Hydrangea grows best in areas with mild winters and warm summers, but indoor potted hydrangeas can be grown in any area regardless of winter conditions. French hydrangea, smooth hydrangea and mountain hydrangea are some of the varieties that are especially well-suited to pot culture. While they can be grown year-round indoors, hydrangeas tend to grow larger and healthier when left outside during the warm months and brought indoors prior to winter. Care for your pot-grown hydrangeas properly to ensure they thrive.
Place potted hydrangea in an area where they receive full sun or only afternoon shade. Set them near a south-facing window or on a patio or deck that receives the proper amount of light daily.

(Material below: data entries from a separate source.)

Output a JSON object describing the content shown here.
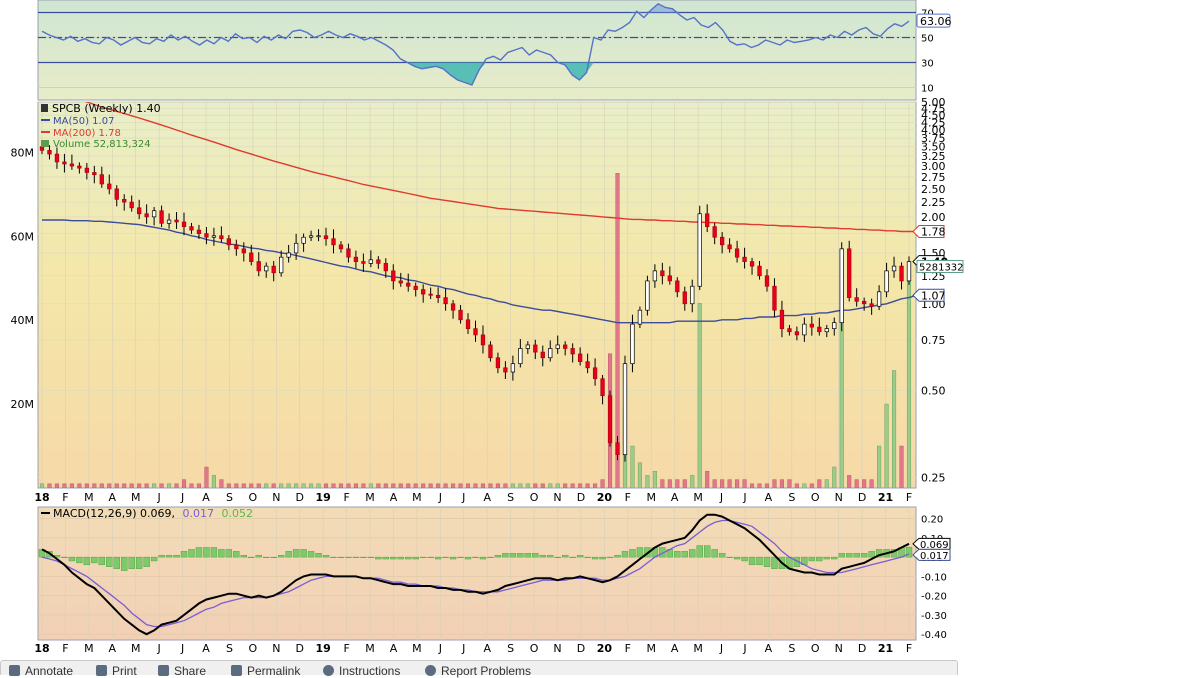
{
  "chart_data": [
    {
      "panel": "rsi",
      "type": "line",
      "y_ticks": [
        "70",
        "50",
        "30",
        "10"
      ],
      "ylim": [
        0,
        80
      ],
      "reference_lines": [
        70,
        50,
        30
      ],
      "current_value_label": "63.06",
      "series": [
        {
          "values": [
            55,
            52,
            50,
            48,
            51,
            47,
            49,
            46,
            45,
            50,
            48,
            44,
            47,
            50,
            46,
            45,
            49,
            47,
            52,
            48,
            51,
            47,
            44,
            48,
            45,
            50,
            47,
            53,
            49,
            50,
            46,
            51,
            48,
            52,
            49,
            55,
            56,
            54,
            50,
            52,
            55,
            52,
            50,
            53,
            51,
            48,
            50,
            47,
            44,
            40,
            33,
            30,
            27,
            25,
            26,
            27,
            25,
            20,
            16,
            14,
            12,
            24,
            33,
            35,
            32,
            38,
            40,
            42,
            36,
            40,
            38,
            36,
            30,
            28,
            20,
            16,
            22,
            50,
            48,
            56,
            55,
            58,
            62,
            71,
            66,
            72,
            77,
            74,
            73,
            68,
            64,
            66,
            60,
            58,
            62,
            56,
            47,
            44,
            45,
            42,
            44,
            48,
            46,
            44,
            48,
            46,
            47,
            48,
            50,
            48,
            52,
            50,
            55,
            52,
            56,
            58,
            53,
            51,
            57,
            61,
            59,
            63.06
          ]
        }
      ]
    },
    {
      "panel": "price",
      "type": "candlestick",
      "legend": {
        "title": "SPCB (Weekly) 1.40",
        "ma50": "MA(50) 1.07",
        "ma200": "MA(200) 1.78",
        "volume": "Volume 52,813,324"
      },
      "y_scale": "log",
      "ylim": [
        0.23,
        5.0
      ],
      "price_ticks": [
        "5.00",
        "4.75",
        "4.50",
        "4.25",
        "4.00",
        "3.75",
        "3.50",
        "3.25",
        "3.00",
        "2.75",
        "2.50",
        "2.25",
        "2.00",
        "1.75",
        "1.50",
        "1.25",
        "1.00",
        "0.75",
        "0.50",
        "0.25"
      ],
      "volume_ticks": [
        "80M",
        "60M",
        "40M",
        "20M"
      ],
      "volume_ylim": [
        0,
        92
      ],
      "value_labels": {
        "ma200": "1.78",
        "close": "1.40",
        "ma50": "1.07",
        "volume": "5281332"
      },
      "x_ticks": [
        "18",
        "F",
        "M",
        "A",
        "M",
        "J",
        "J",
        "A",
        "S",
        "O",
        "N",
        "D",
        "19",
        "F",
        "M",
        "A",
        "M",
        "J",
        "J",
        "A",
        "S",
        "O",
        "N",
        "D",
        "20",
        "F",
        "M",
        "A",
        "M",
        "J",
        "J",
        "A",
        "S",
        "O",
        "N",
        "D",
        "21",
        "F"
      ],
      "close": [
        3.4,
        3.3,
        3.1,
        3.05,
        3.0,
        2.95,
        2.85,
        2.8,
        2.6,
        2.5,
        2.3,
        2.25,
        2.15,
        2.05,
        2.0,
        2.1,
        1.9,
        1.95,
        1.92,
        1.85,
        1.8,
        1.75,
        1.7,
        1.72,
        1.68,
        1.6,
        1.55,
        1.5,
        1.4,
        1.3,
        1.35,
        1.28,
        1.45,
        1.5,
        1.62,
        1.7,
        1.72,
        1.72,
        1.68,
        1.6,
        1.55,
        1.45,
        1.4,
        1.38,
        1.42,
        1.38,
        1.3,
        1.2,
        1.18,
        1.15,
        1.12,
        1.08,
        1.07,
        1.05,
        1.0,
        0.95,
        0.88,
        0.82,
        0.78,
        0.72,
        0.65,
        0.6,
        0.58,
        0.62,
        0.7,
        0.72,
        0.68,
        0.65,
        0.7,
        0.72,
        0.7,
        0.67,
        0.63,
        0.6,
        0.55,
        0.48,
        0.33,
        0.3,
        0.62,
        0.85,
        0.95,
        1.2,
        1.3,
        1.25,
        1.2,
        1.1,
        1.0,
        1.15,
        2.05,
        1.85,
        1.7,
        1.6,
        1.55,
        1.45,
        1.4,
        1.35,
        1.25,
        1.15,
        0.95,
        0.82,
        0.8,
        0.78,
        0.85,
        0.83,
        0.8,
        0.82,
        0.86,
        1.55,
        1.05,
        1.02,
        1.0,
        0.98,
        1.1,
        1.3,
        1.35,
        1.2,
        1.4
      ],
      "volume": [
        1,
        1,
        1,
        1,
        1,
        1,
        1,
        1,
        1,
        1,
        1,
        1,
        1,
        1,
        1,
        1,
        1,
        1,
        1,
        2,
        1,
        1,
        5,
        3,
        2,
        1,
        1,
        1,
        1,
        1,
        1,
        1,
        1,
        1,
        1,
        1,
        1,
        1,
        1,
        1,
        1,
        1,
        1,
        1,
        1,
        1,
        1,
        1,
        1,
        1,
        1,
        1,
        1,
        1,
        1,
        1,
        1,
        1,
        1,
        1,
        1,
        1,
        1,
        1,
        1,
        1,
        1,
        1,
        1,
        1,
        1,
        1,
        1,
        1,
        1,
        2,
        32,
        75,
        18,
        10,
        6,
        3,
        4,
        2,
        2,
        2,
        2,
        3,
        44,
        4,
        2,
        2,
        2,
        2,
        2,
        1,
        1,
        1,
        2,
        2,
        2,
        1,
        1,
        1,
        2,
        2,
        5,
        55,
        3,
        2,
        2,
        2,
        10,
        20,
        28,
        10,
        52.8
      ],
      "ma50": [
        1.95,
        1.95,
        1.95,
        1.95,
        1.94,
        1.94,
        1.94,
        1.93,
        1.93,
        1.92,
        1.91,
        1.9,
        1.89,
        1.88,
        1.86,
        1.84,
        1.82,
        1.8,
        1.77,
        1.75,
        1.72,
        1.7,
        1.67,
        1.65,
        1.63,
        1.61,
        1.6,
        1.58,
        1.56,
        1.55,
        1.53,
        1.52,
        1.5,
        1.49,
        1.47,
        1.45,
        1.43,
        1.41,
        1.39,
        1.37,
        1.35,
        1.34,
        1.32,
        1.3,
        1.29,
        1.27,
        1.25,
        1.24,
        1.23,
        1.21,
        1.2,
        1.18,
        1.16,
        1.15,
        1.13,
        1.12,
        1.1,
        1.08,
        1.07,
        1.05,
        1.04,
        1.02,
        1.01,
        0.99,
        0.98,
        0.97,
        0.96,
        0.95,
        0.95,
        0.94,
        0.93,
        0.92,
        0.91,
        0.9,
        0.89,
        0.88,
        0.87,
        0.86,
        0.86,
        0.86,
        0.86,
        0.86,
        0.86,
        0.86,
        0.86,
        0.87,
        0.87,
        0.87,
        0.87,
        0.87,
        0.87,
        0.88,
        0.88,
        0.88,
        0.89,
        0.89,
        0.9,
        0.9,
        0.9,
        0.91,
        0.91,
        0.91,
        0.92,
        0.92,
        0.93,
        0.93,
        0.94,
        0.95,
        0.95,
        0.96,
        0.97,
        0.98,
        0.99,
        1.0,
        1.02,
        1.04,
        1.05,
        1.07
      ],
      "ma200": [
        5.6,
        5.5,
        5.4,
        5.3,
        5.2,
        5.1,
        5.0,
        4.9,
        4.8,
        4.72,
        4.64,
        4.56,
        4.48,
        4.4,
        4.32,
        4.24,
        4.16,
        4.08,
        4.0,
        3.92,
        3.84,
        3.77,
        3.7,
        3.63,
        3.56,
        3.49,
        3.42,
        3.36,
        3.3,
        3.24,
        3.18,
        3.12,
        3.07,
        3.02,
        2.97,
        2.92,
        2.87,
        2.83,
        2.79,
        2.75,
        2.71,
        2.67,
        2.63,
        2.59,
        2.56,
        2.53,
        2.5,
        2.47,
        2.44,
        2.41,
        2.38,
        2.35,
        2.32,
        2.3,
        2.28,
        2.26,
        2.24,
        2.22,
        2.2,
        2.18,
        2.16,
        2.14,
        2.13,
        2.12,
        2.11,
        2.1,
        2.09,
        2.08,
        2.07,
        2.06,
        2.05,
        2.04,
        2.03,
        2.02,
        2.01,
        2.0,
        1.99,
        1.98,
        1.97,
        1.96,
        1.96,
        1.95,
        1.95,
        1.94,
        1.94,
        1.93,
        1.93,
        1.92,
        1.92,
        1.91,
        1.91,
        1.9,
        1.9,
        1.89,
        1.89,
        1.88,
        1.88,
        1.87,
        1.87,
        1.86,
        1.86,
        1.85,
        1.85,
        1.84,
        1.84,
        1.83,
        1.83,
        1.82,
        1.82,
        1.81,
        1.81,
        1.8,
        1.8,
        1.79,
        1.79,
        1.78,
        1.78,
        1.78
      ]
    },
    {
      "panel": "macd",
      "type": "line",
      "legend": {
        "macd": "MACD(12,26,9) 0.069,",
        "signal": "0.017",
        "hist": "0.052"
      },
      "y_ticks": [
        "0.20",
        "0.10",
        "0.00",
        "-0.10",
        "-0.20",
        "-0.30",
        "-0.40"
      ],
      "ylim": [
        -0.43,
        0.26
      ],
      "value_labels": {
        "macd": "0.069",
        "signal": "0.017"
      },
      "x_ticks": [
        "18",
        "F",
        "M",
        "A",
        "M",
        "J",
        "J",
        "A",
        "S",
        "O",
        "N",
        "D",
        "19",
        "F",
        "M",
        "A",
        "M",
        "J",
        "J",
        "A",
        "S",
        "O",
        "N",
        "D",
        "20",
        "F",
        "M",
        "A",
        "M",
        "J",
        "J",
        "A",
        "S",
        "O",
        "N",
        "D",
        "21",
        "F"
      ],
      "series": [
        {
          "name": "MACD",
          "values": [
            0.04,
            0.02,
            -0.01,
            -0.04,
            -0.08,
            -0.11,
            -0.14,
            -0.16,
            -0.2,
            -0.24,
            -0.28,
            -0.32,
            -0.35,
            -0.38,
            -0.4,
            -0.38,
            -0.35,
            -0.34,
            -0.33,
            -0.3,
            -0.27,
            -0.24,
            -0.22,
            -0.21,
            -0.2,
            -0.19,
            -0.19,
            -0.2,
            -0.21,
            -0.2,
            -0.21,
            -0.2,
            -0.18,
            -0.15,
            -0.12,
            -0.1,
            -0.09,
            -0.09,
            -0.09,
            -0.1,
            -0.1,
            -0.1,
            -0.1,
            -0.11,
            -0.11,
            -0.12,
            -0.13,
            -0.14,
            -0.14,
            -0.15,
            -0.15,
            -0.15,
            -0.15,
            -0.16,
            -0.16,
            -0.17,
            -0.17,
            -0.18,
            -0.18,
            -0.19,
            -0.18,
            -0.17,
            -0.15,
            -0.14,
            -0.13,
            -0.12,
            -0.11,
            -0.11,
            -0.11,
            -0.12,
            -0.11,
            -0.11,
            -0.1,
            -0.11,
            -0.12,
            -0.13,
            -0.12,
            -0.1,
            -0.07,
            -0.04,
            -0.01,
            0.02,
            0.05,
            0.07,
            0.08,
            0.09,
            0.1,
            0.14,
            0.19,
            0.22,
            0.22,
            0.21,
            0.19,
            0.17,
            0.15,
            0.12,
            0.09,
            0.05,
            0.01,
            -0.03,
            -0.06,
            -0.07,
            -0.08,
            -0.08,
            -0.09,
            -0.09,
            -0.09,
            -0.06,
            -0.05,
            -0.04,
            -0.03,
            -0.01,
            0.01,
            0.02,
            0.03,
            0.05,
            0.069
          ]
        },
        {
          "name": "Signal",
          "values": [
            0.0,
            -0.01,
            -0.02,
            -0.04,
            -0.06,
            -0.08,
            -0.1,
            -0.13,
            -0.16,
            -0.19,
            -0.22,
            -0.25,
            -0.29,
            -0.32,
            -0.35,
            -0.36,
            -0.36,
            -0.35,
            -0.34,
            -0.33,
            -0.31,
            -0.29,
            -0.27,
            -0.26,
            -0.24,
            -0.23,
            -0.22,
            -0.21,
            -0.21,
            -0.21,
            -0.21,
            -0.2,
            -0.19,
            -0.18,
            -0.16,
            -0.14,
            -0.12,
            -0.11,
            -0.1,
            -0.1,
            -0.1,
            -0.1,
            -0.1,
            -0.11,
            -0.11,
            -0.11,
            -0.12,
            -0.13,
            -0.13,
            -0.14,
            -0.14,
            -0.15,
            -0.15,
            -0.15,
            -0.16,
            -0.16,
            -0.17,
            -0.17,
            -0.18,
            -0.18,
            -0.18,
            -0.18,
            -0.17,
            -0.16,
            -0.15,
            -0.14,
            -0.13,
            -0.12,
            -0.12,
            -0.12,
            -0.12,
            -0.11,
            -0.11,
            -0.11,
            -0.11,
            -0.12,
            -0.12,
            -0.11,
            -0.1,
            -0.08,
            -0.06,
            -0.03,
            0.0,
            0.02,
            0.04,
            0.06,
            0.07,
            0.1,
            0.13,
            0.16,
            0.18,
            0.19,
            0.19,
            0.18,
            0.17,
            0.16,
            0.13,
            0.1,
            0.07,
            0.03,
            0.0,
            -0.02,
            -0.04,
            -0.06,
            -0.07,
            -0.08,
            -0.08,
            -0.08,
            -0.07,
            -0.06,
            -0.05,
            -0.04,
            -0.03,
            -0.02,
            -0.01,
            0.0,
            0.017
          ]
        }
      ]
    }
  ],
  "toolbar": {
    "items": [
      {
        "label": "Annotate",
        "icon": "pencil-icon"
      },
      {
        "label": "Print",
        "icon": "printer-icon"
      },
      {
        "label": "Share",
        "icon": "share-icon"
      },
      {
        "label": "Permalink",
        "icon": "link-icon"
      },
      {
        "label": "Instructions",
        "icon": "info-icon"
      },
      {
        "label": "Report Problems",
        "icon": "help-icon"
      }
    ]
  },
  "colors": {
    "up_candle": "#ffffff",
    "down_candle": "#e8001c",
    "wick": "#000000",
    "ma50": "#3b4c9c",
    "ma200": "#e03a2f",
    "rsi_line": "#5572c8",
    "macd_line": "#000000",
    "signal_line": "#7a5cd6",
    "hist_fill": "#7ec96a",
    "volume_up": "#9ccb8c",
    "volume_down": "#e0788a"
  }
}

Water the hydrangea when the soil surface begins to feel dry but before it begins drying deeper down. Water from the top of the pot until the excess water drips from the bottom. Empty the pot's drip tray after watering. Check soil moisture daily, especially on outdoor pots, as hydrangea may dry out quickly.
Fertilize potted hydrangea with a balanced soluble fertilizer or a fertilizer formulated specifically for hydrangea. Apply at the rate and frequency indicated on the fertilizer label.
Prune hydrangea with shears to keep the plant full and to maintain its shape. Remove any dead wood or leaves and cut back overgrown branches to the desired length. Prune in midsummer and again in fall if the plant has become overgrown.
Transplant hydrangea into a three-gallon pot once it has filled its original container and the roots are beginning to show in the drainage holes. Fill the new pot with a peat-based, quality potting mix and plant the hydrangea to the same depth in the new pot that it was at in its old pot.